Photo edit of Donald Trump. Credit: Alexander J. Williams III.

What happened to former President Trump this weekend? It seems that over the weekend quite a few updates popped up on Trump, Twitter, and the DOJ. The sequence of events all started Friday with a hearing on the classified material at his Florida estate. Before continuing onto the Twitter Files and their relation to Trump and his ban from Twitter previous to the Elon Musk takeover.

Friday Federal Judge, Beryl Howell urged lawyers from the Department of Justice and lawyers from Trump’s team to work the matter out on their own, before declining to take action on holding Trump in contempt of court. This was after the DOJ alleged Trump and his team failed to comply with subpoenas, rather they supposedly kept important classified documents in his Mar-o-Lago home.

The events continued when Twitter CEO Elon Musk revealed the third and fourth parts of the so-called “Twitter files.” During the third installment, investigative reporter, Matt Taibbi, revealed the way Trump was targeted for removal from Twitter. Taibbi shared screenshots of Slack messages between himself and other employees discussing the Trump ban. One unnamed executive alleged the “context surrounding” the actions of Trump and his supporters “over the course of the election and frankly last 4+ years” contributed to the ban.

In the fourth part of the files, the reactions of Twitter employees towards the ban on Trump were revealed. The only serious concern on the basis of free speech seemed to have been voiced by a junior employee within the company in a Slack channel buried pretty deep.

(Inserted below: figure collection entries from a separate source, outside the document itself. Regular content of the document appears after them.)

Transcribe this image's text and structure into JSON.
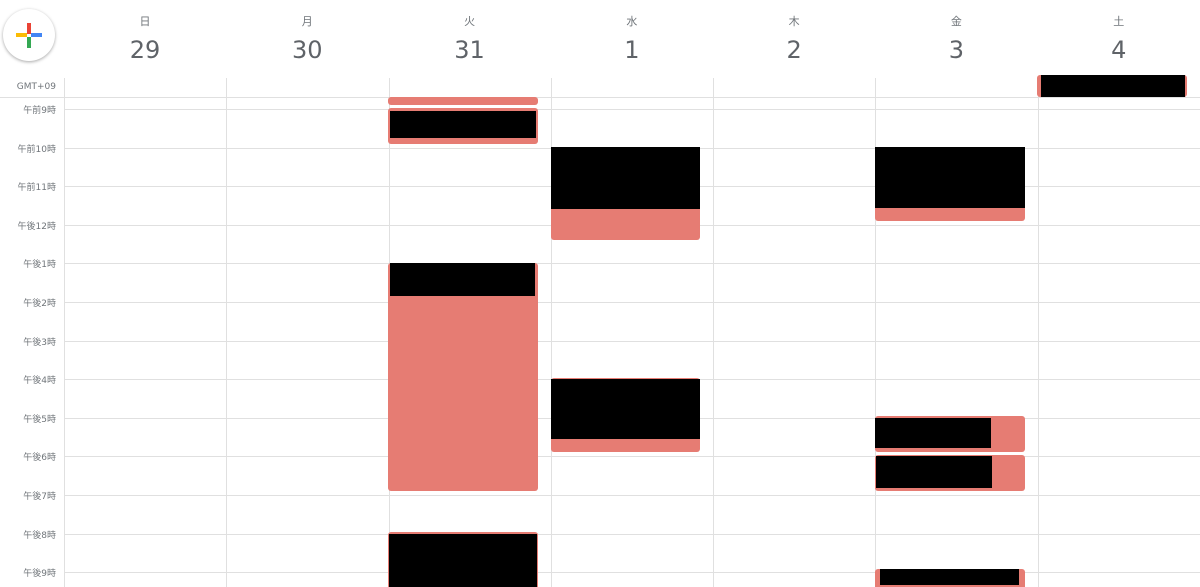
{
  "header": {
    "timezone": "GMT+09",
    "days": [
      {
        "weekday": "日",
        "date": 29
      },
      {
        "weekday": "月",
        "date": 30
      },
      {
        "weekday": "火",
        "date": 31
      },
      {
        "weekday": "水",
        "date": 1
      },
      {
        "weekday": "木",
        "date": 2
      },
      {
        "weekday": "金",
        "date": 3
      },
      {
        "weekday": "土",
        "date": 4
      }
    ]
  },
  "hours": [
    "午前9時",
    "午前10時",
    "午前11時",
    "午後12時",
    "午後1時",
    "午後2時",
    "午後3時",
    "午後4時",
    "午後5時",
    "午後6時",
    "午後7時",
    "午後8時",
    "午後9時"
  ]
}
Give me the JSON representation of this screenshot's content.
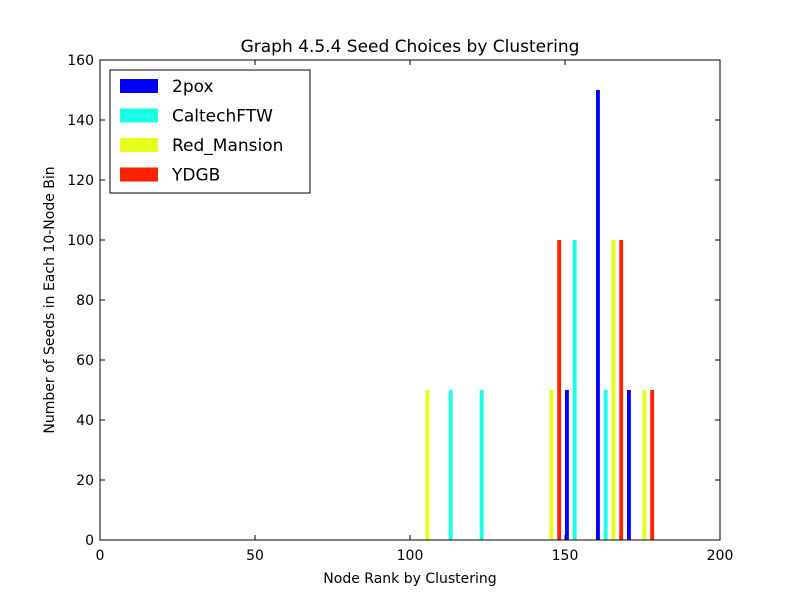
{
  "chart_data": {
    "type": "bar",
    "title": "Graph 4.5.4 Seed Choices by Clustering",
    "xlabel": "Node Rank by Clustering",
    "ylabel": "Number of Seeds in Each 10-Node Bin",
    "xlim": [
      0,
      200
    ],
    "ylim": [
      0,
      160
    ],
    "xticks": [
      "0",
      "50",
      "100",
      "150",
      "200"
    ],
    "yticks": [
      "0",
      "20",
      "40",
      "60",
      "80",
      "100",
      "120",
      "140",
      "160"
    ],
    "grid": false,
    "legend_position": "top-left",
    "bin_width": 10,
    "bins": [
      100,
      110,
      120,
      140,
      150,
      160,
      170
    ],
    "series": [
      {
        "name": "2pox",
        "color": "#0000ff",
        "values": [
          0,
          0,
          0,
          0,
          50,
          150,
          50
        ]
      },
      {
        "name": "CaltechFTW",
        "color": "#1affe6",
        "values": [
          0,
          50,
          50,
          0,
          100,
          50,
          0
        ]
      },
      {
        "name": "Red_Mansion",
        "color": "#e6ff1a",
        "values": [
          50,
          0,
          0,
          50,
          0,
          100,
          50
        ]
      },
      {
        "name": "YDGB",
        "color": "#ff2200",
        "values": [
          0,
          0,
          0,
          100,
          0,
          100,
          50
        ]
      }
    ]
  }
}
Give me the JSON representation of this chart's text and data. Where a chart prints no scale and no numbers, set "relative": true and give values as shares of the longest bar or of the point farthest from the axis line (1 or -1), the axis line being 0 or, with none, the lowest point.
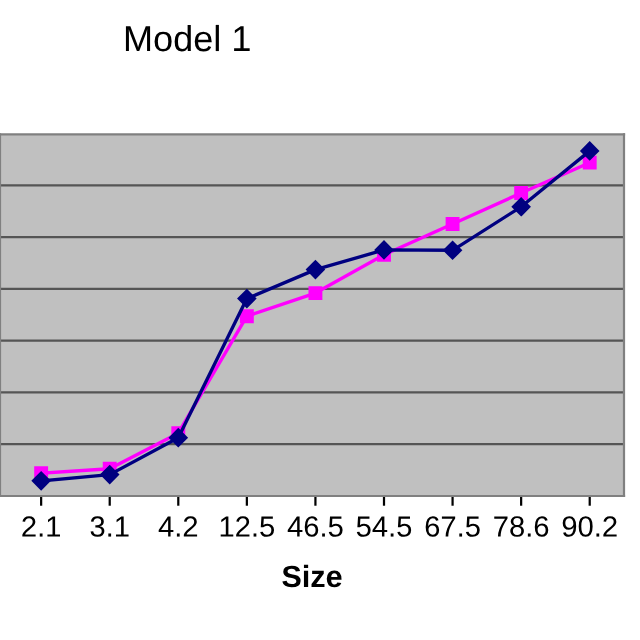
{
  "chart_data": {
    "type": "line",
    "title": "Model 1",
    "xlabel": "Size",
    "relative": true,
    "grid": "y",
    "legend": false,
    "categories": [
      "2.1",
      "3.1",
      "4.2",
      "12.5",
      "46.5",
      "54.5",
      "67.5",
      "78.6",
      "90.2"
    ],
    "series": [
      {
        "color": "#000080",
        "marker": "diamond",
        "values": [
          0.044,
          0.062,
          0.169,
          0.572,
          0.656,
          0.713,
          0.712,
          0.838,
          1.0
        ]
      },
      {
        "color": "#ff00ff",
        "marker": "square",
        "values": [
          0.066,
          0.079,
          0.182,
          0.521,
          0.588,
          0.699,
          0.788,
          0.878,
          0.966
        ]
      }
    ]
  }
}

Insinuating that the bulk of Twitter employees did not mind the unconstitutional wrongness the ban displayed, or how it would look on them. During this fourth installment, it was also revealed by co-releaser Journalist Michael Shellenberger, that the company faced “internal and external” pressure to ban Trump from the site. It was also cited within Shellenberger’s statement that the former first lady Michelle Obama was among those who pressured the company to remove Trump from the site.

After the events of January 6th, Mrs. Obama took to Twitter to discuss the events in which she called for the banning of “this man,” aka Trump.

While Trump was suspended at the time of this Tweet, he had a “Public-interest exceptions” policy that he kept current with the site, which meant as he was an elected official he would not be banned based on having a high percentage of public interest. Though this was ignored when days later he was in fact banned from the platform.